Huge Earthquake Dragged Vast Quantities of Carbon Miles Into Earth's Deepest Trenches

Earthquakes can pull massive amounts of carbon into the deepest parts of Earth's deep-sea trenches, scientists have discovered.

After analyzing the offshore magnitude 9 earthquake that devastated Japan in 2011, a team of researchers found that this single event pulled over a million tons of carbon into the Japan Trench to depths of around five miles.

"The results surprised us and our colleagues," Tobias Schwestermann, from the University of Innsbruck, said in a statement. "This is much higher than expected from carbon fluxes observed in other deep-sea trench systems worldwide."

The 2011 earthquake was one of the biggest recorded in recent history. It generated a tsunami that caused widespread devastation to the east coast of Japan—it caused a meltdown at the Fukushima nuclear plant, destroyed 120,000 buildings and killed over 15,000 people. The event was so strong NASA said it could have shifted Earth's axis and shortened our days.

During the earthquake, the Pacific Plate slipped under the plate beneath northern Honshu, along the Japan Trench. In some parts where the fault slipped, the land moved by 100 feet.

As well as causing major changes to the seafloor, the earthquake also caused huge amounts of organic matter to be displaced, with vast quantities being sucked deep into the Japan Trench—a subduction zone that extends down almost five miles.

In a study published in Scientific Reports, scientists were trying to work out just how much organic carbon was pulled into these extreme depths. Quantifying this would allow them to better understand the global carbon cycle—the movement of carbon between fossil fuels, the atmosphere, the oceans and the land.

The team took samples and data that had been collected from the site of the earthquake between 2012 and 2016. They used high-resolution surveys and sub-seafloor structure imaging and then analyzed sediments taken from the site. By looking at the carbon content of the sediments, they were able to estimate the total carbon mass that was transported during the earthquake as being over one million tons.

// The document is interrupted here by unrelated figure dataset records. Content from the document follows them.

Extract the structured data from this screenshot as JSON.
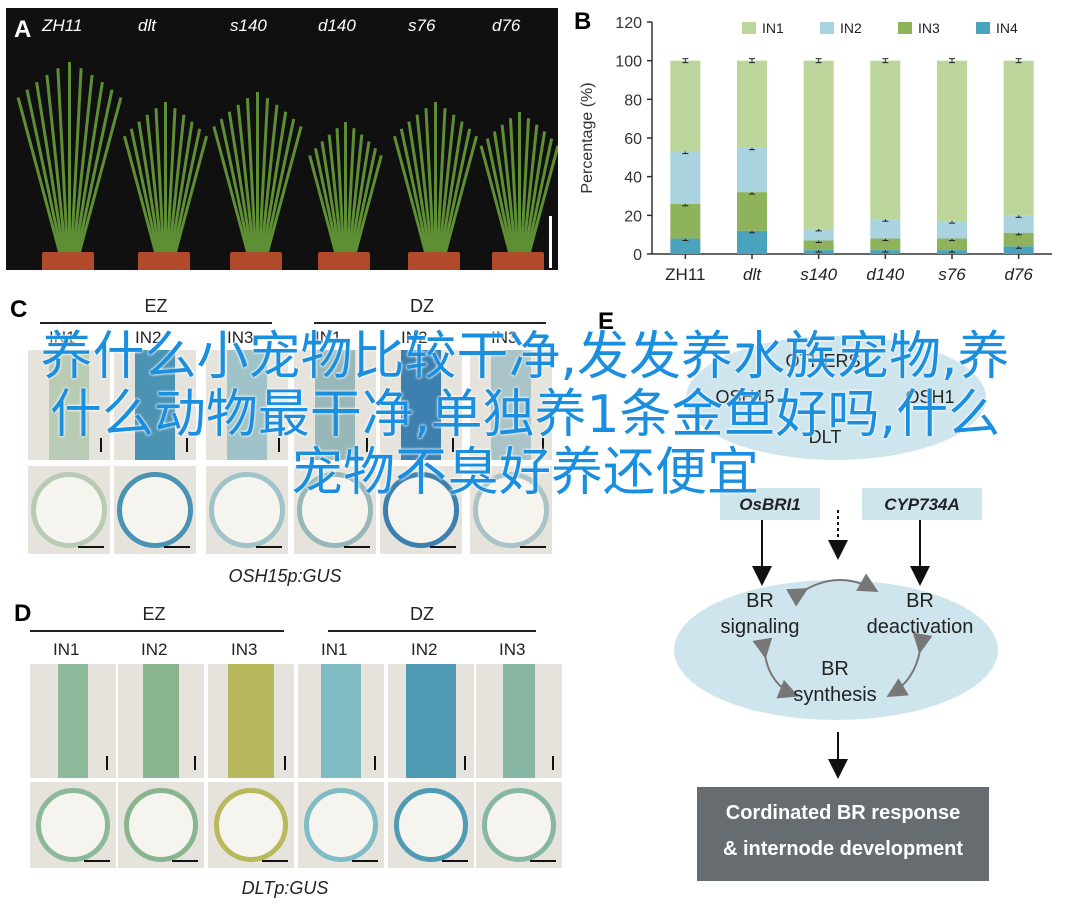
{
  "panel_a": {
    "label": "A",
    "plants": [
      "ZH11",
      "dlt",
      "s140",
      "d140",
      "s76",
      "d76"
    ]
  },
  "panel_b": {
    "label": "B"
  },
  "chart_data": {
    "type": "bar",
    "stacked": true,
    "categories": [
      "ZH11",
      "dlt",
      "s140",
      "d140",
      "s76",
      "d76"
    ],
    "series": [
      {
        "name": "IN4",
        "color": "#4aa3bd",
        "values": [
          8,
          12,
          2,
          2,
          2,
          4
        ]
      },
      {
        "name": "IN3",
        "color": "#8fb35a",
        "values": [
          18,
          20,
          5,
          6,
          6,
          7
        ]
      },
      {
        "name": "IN2",
        "color": "#a9d3de",
        "values": [
          27,
          23,
          6,
          10,
          9,
          9
        ]
      },
      {
        "name": "IN1",
        "color": "#bcd59a",
        "values": [
          47,
          45,
          87,
          82,
          83,
          80
        ]
      }
    ],
    "legend_order": [
      "IN1",
      "IN2",
      "IN3",
      "IN4"
    ],
    "ylabel": "Percentage (%)",
    "ylim": [
      0,
      120
    ],
    "yticks": [
      "0",
      "20",
      "40",
      "60",
      "80",
      "100",
      "120"
    ],
    "legend": "top"
  },
  "panel_c": {
    "label": "C",
    "group1": "EZ",
    "group2": "DZ",
    "cols": [
      "IN1",
      "IN2",
      "IN3",
      "IN1",
      "IN2",
      "IN3"
    ],
    "caption": "OSH15p:GUS"
  },
  "panel_d": {
    "label": "D",
    "group1": "EZ",
    "group2": "DZ",
    "cols": [
      "IN1",
      "IN2",
      "IN3",
      "IN1",
      "IN2",
      "IN3"
    ],
    "caption": "DLTp:GUS",
    "strip_colors": [
      "#8bb99a",
      "#88b48e",
      "#b8b85c",
      "#7fbcc4",
      "#4f9bb4",
      "#87b7a2"
    ]
  },
  "panel_e": {
    "label": "E",
    "genes": [
      "OTHERS",
      "OSH15",
      "OSH1",
      "DLT",
      "OsBRI1",
      "CYP734A"
    ],
    "cycle": [
      "BR\nsignaling",
      "BR\ndeactivation",
      "BR\nsynthesis"
    ],
    "result": "Cordinated BR response\n& internode development"
  },
  "overlay_text": "养什么小宠物比较干净,发发养水族宠物,养什么动物最干净,单独养1条金鱼好吗,什么宠物不臭好养还便宜"
}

That this much carbon could be moved during a single earthquake has major global implications, the team say. Concluding, they said that this much carbon is comparable to other Earth system processes, providing a greater insight into how large earthquakes affect carbon cycles. "Taken in the context of estimates of carbon burial in other trench systems, our findings highlight the importance of tectonic events for carbon cycling," they wrote.

Michael Strasser, one of the study authors, added: "The results show that when we talk about the global carbon cycle, we also have to think about the deepest and most-underexplored deep-sea trenches of our world's oceans in the future."